The digital stethoscopes used to detect AI-generated videos have been missing a trick.


It’s to my regret, and your probable relief, that I announce this will be my last Back Page, as I’m leaving The Medical Republic after six years.

In that time I’ve been a political and clinical reporter, TMR editor and political news editor, clinical news editor, opinion editor, and most importantly, wrangler of the Humoural Theory and Back Page columns.

It’s been an honour to keep you informed of clinical advances and the political and professional matters affecting general practice and the nation’s health.

It’s also been a pleasure writing for an audience smart and discerning enough to appreciate (or at least pardon) writing on topics as tangential as stupid big cars, romantic typologies, brain vitrification, space microbes, sweary surgeons, tripping barbarians, 16th-century anatomy, bed rotting, fake centenarians, D&D, how cats are better than children and 5000-year-old osteoarthritis patients, to give just a few recent examples.  

So let’s go out with something weird.

If you live on this planet you’ll have been exposed to AI-generated video of Donald Trump licking and kissing Elon Musk’s feet.

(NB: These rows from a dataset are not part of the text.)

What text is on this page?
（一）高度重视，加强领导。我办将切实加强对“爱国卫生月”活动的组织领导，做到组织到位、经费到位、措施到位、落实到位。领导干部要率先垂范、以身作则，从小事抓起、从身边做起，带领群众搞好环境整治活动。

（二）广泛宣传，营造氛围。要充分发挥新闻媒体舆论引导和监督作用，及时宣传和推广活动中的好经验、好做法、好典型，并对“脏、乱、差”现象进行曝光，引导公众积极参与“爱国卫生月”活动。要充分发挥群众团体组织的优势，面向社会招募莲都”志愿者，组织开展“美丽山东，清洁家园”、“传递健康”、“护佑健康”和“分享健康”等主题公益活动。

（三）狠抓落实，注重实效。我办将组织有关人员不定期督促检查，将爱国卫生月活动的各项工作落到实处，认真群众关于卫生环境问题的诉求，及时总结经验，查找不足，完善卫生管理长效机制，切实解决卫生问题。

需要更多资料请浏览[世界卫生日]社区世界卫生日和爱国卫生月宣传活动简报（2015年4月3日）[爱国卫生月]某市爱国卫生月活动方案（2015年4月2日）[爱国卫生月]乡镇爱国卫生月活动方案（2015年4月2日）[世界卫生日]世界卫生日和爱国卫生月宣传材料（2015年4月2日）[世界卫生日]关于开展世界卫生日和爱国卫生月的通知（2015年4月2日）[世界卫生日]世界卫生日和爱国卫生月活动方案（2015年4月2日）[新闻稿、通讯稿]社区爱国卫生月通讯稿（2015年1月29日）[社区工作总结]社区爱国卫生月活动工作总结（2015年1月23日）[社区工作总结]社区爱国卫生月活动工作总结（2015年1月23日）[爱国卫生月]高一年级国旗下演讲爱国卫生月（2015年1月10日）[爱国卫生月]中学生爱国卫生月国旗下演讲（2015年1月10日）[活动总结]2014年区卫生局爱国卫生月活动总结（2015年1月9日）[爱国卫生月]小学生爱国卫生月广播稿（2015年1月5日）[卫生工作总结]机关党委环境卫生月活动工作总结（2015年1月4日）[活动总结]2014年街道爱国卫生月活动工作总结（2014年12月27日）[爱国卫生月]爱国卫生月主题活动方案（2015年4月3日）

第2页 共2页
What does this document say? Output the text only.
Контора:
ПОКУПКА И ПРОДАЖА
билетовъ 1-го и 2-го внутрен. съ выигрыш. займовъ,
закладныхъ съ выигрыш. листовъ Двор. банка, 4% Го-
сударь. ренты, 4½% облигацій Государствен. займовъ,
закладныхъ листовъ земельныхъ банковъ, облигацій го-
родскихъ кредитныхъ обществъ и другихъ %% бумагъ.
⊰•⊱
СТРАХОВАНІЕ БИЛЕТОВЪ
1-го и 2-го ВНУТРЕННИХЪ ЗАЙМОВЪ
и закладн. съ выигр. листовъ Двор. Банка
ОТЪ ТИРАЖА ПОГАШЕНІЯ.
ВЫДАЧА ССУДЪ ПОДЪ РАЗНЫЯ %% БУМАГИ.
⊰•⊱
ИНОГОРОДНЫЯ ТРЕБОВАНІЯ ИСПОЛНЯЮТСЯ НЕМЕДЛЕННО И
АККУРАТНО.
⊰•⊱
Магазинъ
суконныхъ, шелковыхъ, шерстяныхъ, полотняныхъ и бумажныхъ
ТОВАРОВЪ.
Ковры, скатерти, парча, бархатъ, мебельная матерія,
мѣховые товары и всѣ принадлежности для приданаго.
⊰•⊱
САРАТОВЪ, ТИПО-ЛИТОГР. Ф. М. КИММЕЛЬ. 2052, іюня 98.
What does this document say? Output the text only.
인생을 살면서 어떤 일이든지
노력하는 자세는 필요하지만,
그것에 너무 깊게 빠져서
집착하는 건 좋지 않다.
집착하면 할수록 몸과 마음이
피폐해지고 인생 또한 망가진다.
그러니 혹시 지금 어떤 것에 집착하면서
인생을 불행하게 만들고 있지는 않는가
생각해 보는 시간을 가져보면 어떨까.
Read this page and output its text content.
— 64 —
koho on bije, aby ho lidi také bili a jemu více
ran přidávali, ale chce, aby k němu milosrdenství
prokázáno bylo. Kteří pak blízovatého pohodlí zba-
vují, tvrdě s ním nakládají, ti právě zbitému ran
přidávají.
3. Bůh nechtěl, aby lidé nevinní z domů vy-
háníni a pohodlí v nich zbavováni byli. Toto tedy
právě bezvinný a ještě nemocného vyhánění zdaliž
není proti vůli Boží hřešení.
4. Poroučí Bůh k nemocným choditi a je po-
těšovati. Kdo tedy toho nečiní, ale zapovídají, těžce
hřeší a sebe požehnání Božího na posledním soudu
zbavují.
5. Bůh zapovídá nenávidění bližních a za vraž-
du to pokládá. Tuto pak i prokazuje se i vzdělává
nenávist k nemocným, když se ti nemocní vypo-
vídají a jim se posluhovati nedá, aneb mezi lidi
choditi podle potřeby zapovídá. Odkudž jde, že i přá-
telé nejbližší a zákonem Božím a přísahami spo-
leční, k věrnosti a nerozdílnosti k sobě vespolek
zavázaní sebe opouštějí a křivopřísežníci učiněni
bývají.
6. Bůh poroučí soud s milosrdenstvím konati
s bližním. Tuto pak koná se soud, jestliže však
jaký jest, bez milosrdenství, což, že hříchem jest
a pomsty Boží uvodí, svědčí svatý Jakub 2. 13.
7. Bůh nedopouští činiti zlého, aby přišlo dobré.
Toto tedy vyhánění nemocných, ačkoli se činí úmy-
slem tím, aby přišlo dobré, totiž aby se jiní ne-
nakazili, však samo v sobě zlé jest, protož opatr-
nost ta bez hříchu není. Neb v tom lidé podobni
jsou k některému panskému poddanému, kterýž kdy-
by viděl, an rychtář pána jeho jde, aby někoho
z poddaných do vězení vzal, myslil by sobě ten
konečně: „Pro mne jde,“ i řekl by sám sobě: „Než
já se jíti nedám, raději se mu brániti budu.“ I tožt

I didn’t say you wanted to come in contact with it, or that you weren’t quite unwell after it, only that you almost certainly saw or heard about it.

The video, which was beamed on to monitors at the US Department of Housing and Urban Development two months ago to protest the unelected Musk’s reckless rampage through government, is just one of the more prominent examples of deepfake videos – one with a relatively wholesome purpose.

This new paper, published in Frontiers in Imaging, tells me two things I didn’t know about this next-level digital clownery:

1) The absence of a visible pulse allows deepfake detection through techniques such as remote photoplethysmography.

2) Sorry, deepfaked people have pulses too.

“The cardiovascular pulse, inducing individual pulsating blood flow in human skin, causes subtle color variations that are assumed to be plausible in genuine videos only,” the authors write. “However, contrary findings indicate that deepfakes can indeed exhibit a one-dimensional signal resembling a heart rate (HR), further complicating the detection process.”

They go on to prove that deepfakes are slipping past the detectors by (to cut a long and technical story very short) generating a cutting-edge deepfake detector designed to extract and analyse heartbeats in videos using rPPG, generating fake videos from real source video, and finding heartrate signals in these and a range of other deepfakes, including older ones.

By monitoring the real heartbeat of their subjects during filming, they are able to determine that the convincing heartrate derives from the source video, so there isn’t even the need for deepfakers to deliberately add it.

For deepfake detection algorithms to be trustworthy, they write, they need to switch from global readings to more localised ones.

“Recent advances in video-based vital sign analysis have moved toward capturing local pulse signals from specific facial regions which better reflect the anatomical blood flow patterns of the human face,” they write.

But the bigger medical story here is that where there’s a heartbeat there’s the potential for arrests and arrhythmias, murmurs and myopathies, fibrillations and flutters.

Who is taking care of the heart health of these unreal individuals as they go about subverting democracy and engaging in degrading virtual behaviour?

Someone deepfake a team of cardiologists and upload them to the interwebs, stat.